Friday, December 10, 2021

Limited Pay Life Insurance – The Basics

Today let’s take a look at limited pay life insurance policies. What are they, how do they differ from other standard life insurance policies? What are the pros and cons, and where can one seek out such policies.

What does limited pay life insurance mean?

One of the concerns a lot of people have when considering taking out a life insurance policy is a worry that failure to pay a premium in the unpredictable future will result in the laps of the policy, in which case all benefits of the policy automatically fall away.

The limited pay life insurance product is an effective way to deal with this concern.

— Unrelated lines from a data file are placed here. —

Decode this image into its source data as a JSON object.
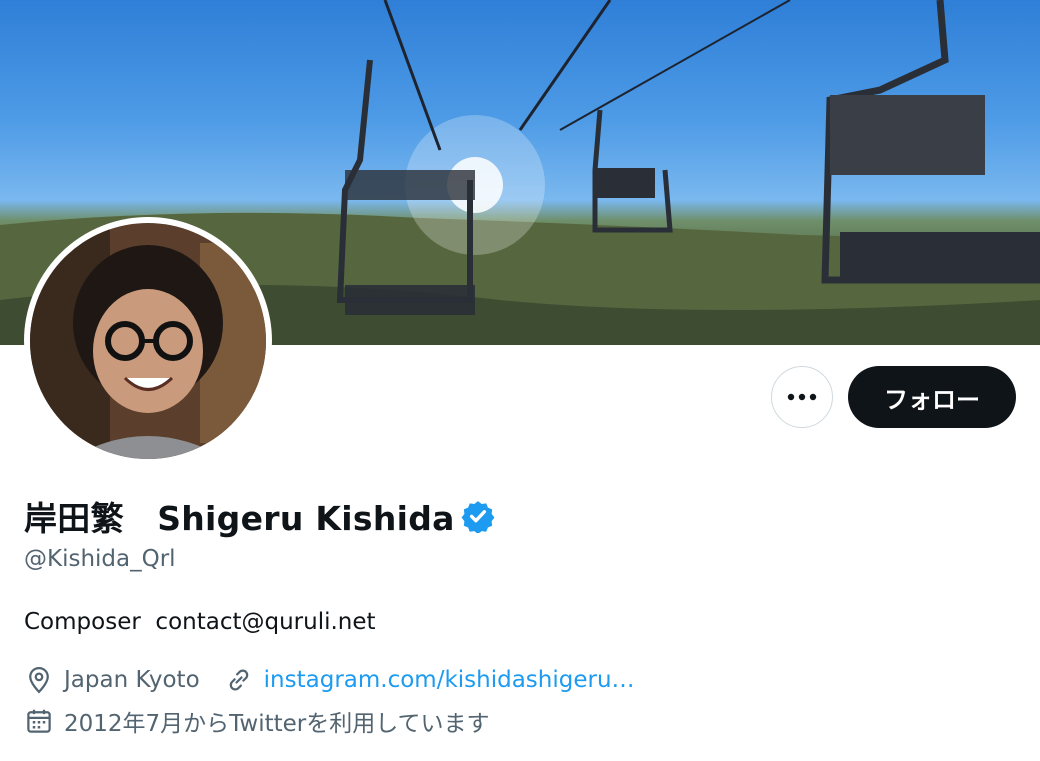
{
  "profile": {
    "display_name": "岸田繁　Shigeru Kishida",
    "handle": "@Kishida_Qrl",
    "bio": "Composer  contact@quruli.net",
    "location": "Japan Kyoto",
    "website": "instagram.com/kishidashigeru…",
    "joined": "2012年7月からTwitterを利用しています",
    "verified": true
  },
  "actions": {
    "follow_label": "フォロー",
    "more_icon": "more-horizontal-icon"
  },
  "colors": {
    "accent": "#1d9bf0",
    "text_primary": "#0f1419",
    "text_secondary": "#536471",
    "button_dark": "#0f1419",
    "border": "#cfd9de"
  }
}
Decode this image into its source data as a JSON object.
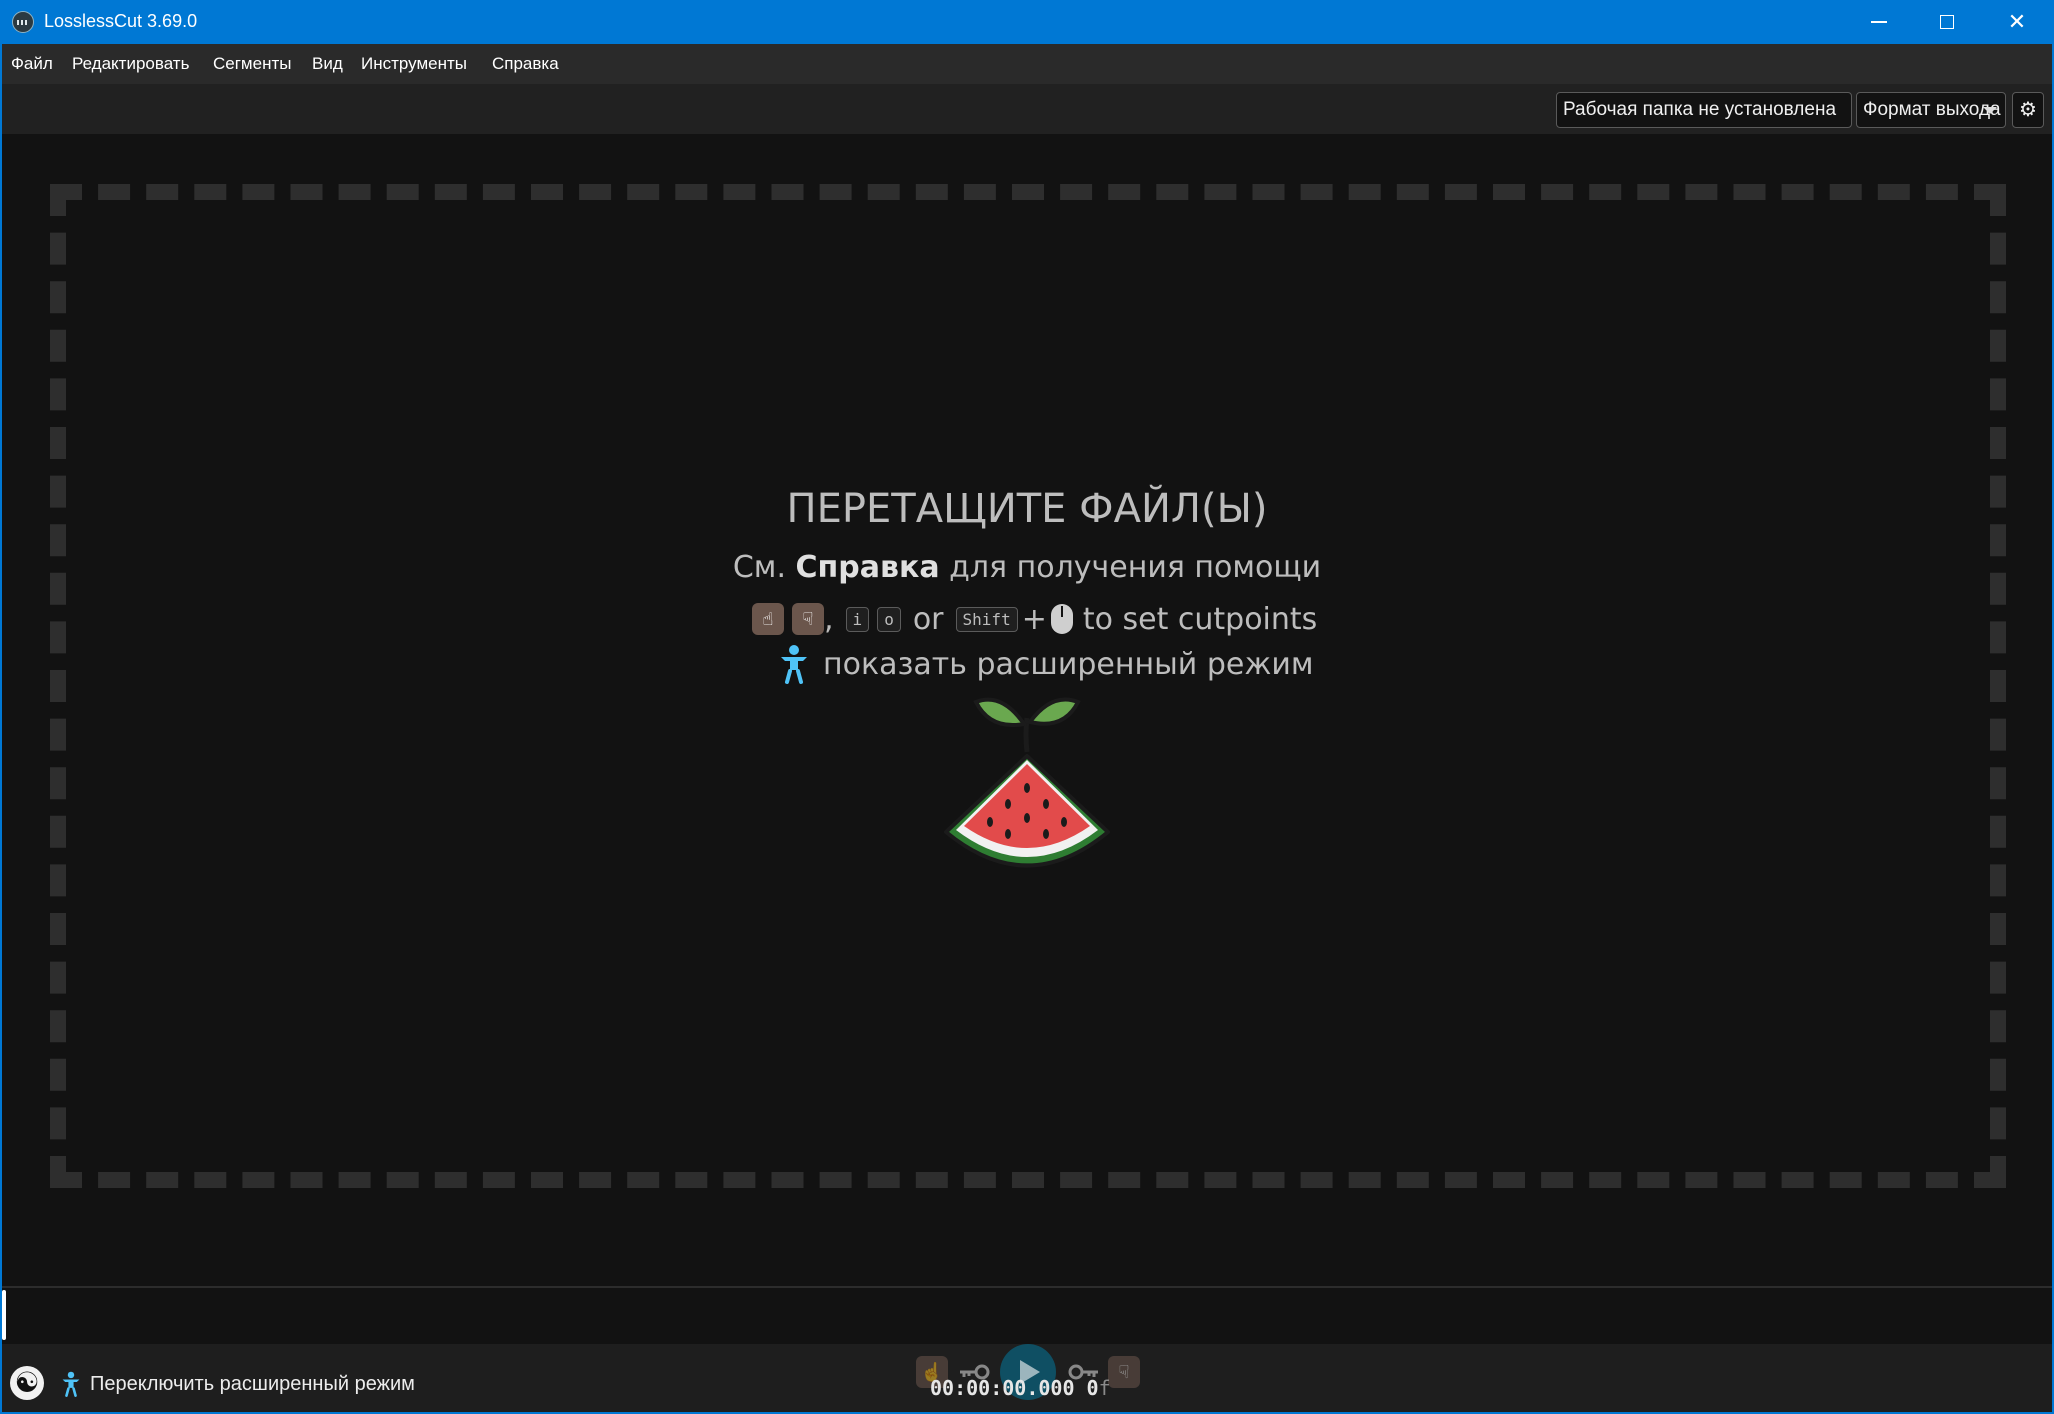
{
  "window": {
    "title": "LosslessCut 3.69.0"
  },
  "menu": {
    "items": [
      "Файл",
      "Редактировать",
      "Сегменты",
      "Вид",
      "Инструменты",
      "Справка"
    ]
  },
  "toolbar": {
    "working_dir_label": "Рабочая папка не установлена",
    "output_format_label": "Формат выхода",
    "settings_icon": "gear-icon"
  },
  "dropzone": {
    "title": "ПЕРЕТАЩИТЕ ФАЙЛ(Ы)",
    "help_prefix": "См.",
    "help_bold": "Справка",
    "help_suffix": "для получения помощи",
    "cut_separator": ",",
    "cut_key_in": "i",
    "cut_key_out": "o",
    "cut_or": "or",
    "cut_key_shift": "Shift",
    "cut_plus": "+",
    "cut_text": "to set cutpoints",
    "advanced_mode_text": "показать расширенный режим"
  },
  "bottom": {
    "toggle_advanced_label": "Переключить расширенный режим",
    "timecode": "00:00:00.000",
    "frame_count": "0",
    "frame_suffix": "f"
  },
  "colors": {
    "titlebar": "#0078d4",
    "background": "#121212",
    "menubar": "#2a2a2a",
    "accent_teal": "#4fc3f7",
    "play_button": "#0f4f63"
  }
}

A limited pay whole life insurance policy is what it appears to be. Under such a policy, you are required to pay premiums for a prescribed limited period or until you reach a certain age. Once the period or the age has been reached, you are no longer required to pay premiums.

However, unlike with term insurance, you will still get the benefit of both the death benefit and the cash value component until the time of your death. In essence, the risk due to non-payment of a premium is shortened to a specific period or event

The main takeaways for limited pay life insurance policies

Three main takeaways here.

Firstly, you pay premiums to a specific date or event, after which you no longer have to pay the premiums for the insurance benefits to continue.

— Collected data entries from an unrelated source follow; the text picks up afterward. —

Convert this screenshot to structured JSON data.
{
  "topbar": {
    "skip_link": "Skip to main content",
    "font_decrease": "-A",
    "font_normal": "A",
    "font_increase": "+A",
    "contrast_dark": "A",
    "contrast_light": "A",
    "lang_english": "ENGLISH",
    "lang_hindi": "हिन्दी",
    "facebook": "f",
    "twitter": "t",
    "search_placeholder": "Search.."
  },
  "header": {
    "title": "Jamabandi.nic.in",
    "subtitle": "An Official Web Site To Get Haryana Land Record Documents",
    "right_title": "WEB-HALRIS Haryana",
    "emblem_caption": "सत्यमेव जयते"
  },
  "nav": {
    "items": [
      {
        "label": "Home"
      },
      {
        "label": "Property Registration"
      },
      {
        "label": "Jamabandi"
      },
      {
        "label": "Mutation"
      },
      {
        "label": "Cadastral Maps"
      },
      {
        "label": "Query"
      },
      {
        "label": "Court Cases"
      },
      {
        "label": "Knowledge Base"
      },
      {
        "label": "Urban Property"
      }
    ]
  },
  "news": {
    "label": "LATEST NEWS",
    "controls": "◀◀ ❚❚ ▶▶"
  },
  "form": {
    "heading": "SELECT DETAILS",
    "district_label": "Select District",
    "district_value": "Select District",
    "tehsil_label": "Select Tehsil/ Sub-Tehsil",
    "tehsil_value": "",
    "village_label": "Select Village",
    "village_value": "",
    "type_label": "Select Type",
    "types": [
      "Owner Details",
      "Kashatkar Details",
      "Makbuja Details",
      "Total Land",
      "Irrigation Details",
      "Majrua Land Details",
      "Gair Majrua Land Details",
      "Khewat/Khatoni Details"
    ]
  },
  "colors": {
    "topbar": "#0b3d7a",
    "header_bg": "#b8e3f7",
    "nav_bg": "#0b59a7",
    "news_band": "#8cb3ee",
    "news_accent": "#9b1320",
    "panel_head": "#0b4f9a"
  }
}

Secondly, there is a high cash growth rate early on, which may interest you financially.

Thirdly, the policy remains active until you die, meaning you provide for the beneficiaries long after paying your last premium.

So what is the catch?

It stands to reason that, since you are paying premiums for a limited period, not for your whole life until the day you die, the insurance cost will be more. And indeed, it is.

However, you can reduce the additional expense by electing to lower the amount of your death benefit, which will result in a lower premium.

You could also consider extending the period, reducing the monthly premium.

Important things to know

Typical payment terms are ten years, 20 years, or payment until you reach the age of 65.

Remember that the shorter the period of payment, the higher the premium, but on the other side of the coin, the faster the cash value accrues.

It is vital to shop around for the best rates from companies that offer limited pay life insurance.

Death benefits to your beneficiaries pass to them tax-free.

Some limited pay policies include dividend payouts – speak to your broker.

There are different options for premium payments. These range from monthly to semi-annually to annually, so you can make the right choice for your circumstances and needs.

The growth of the cash component of these policies is tax-deferred, providing you with another excellent tax advantage.

If you decide to consider taking out insurance, do your homework. There is a wealth of information on the internet. Then do yourself a favor and see a broker. They will answer any questions and put together a customized insurance product for you.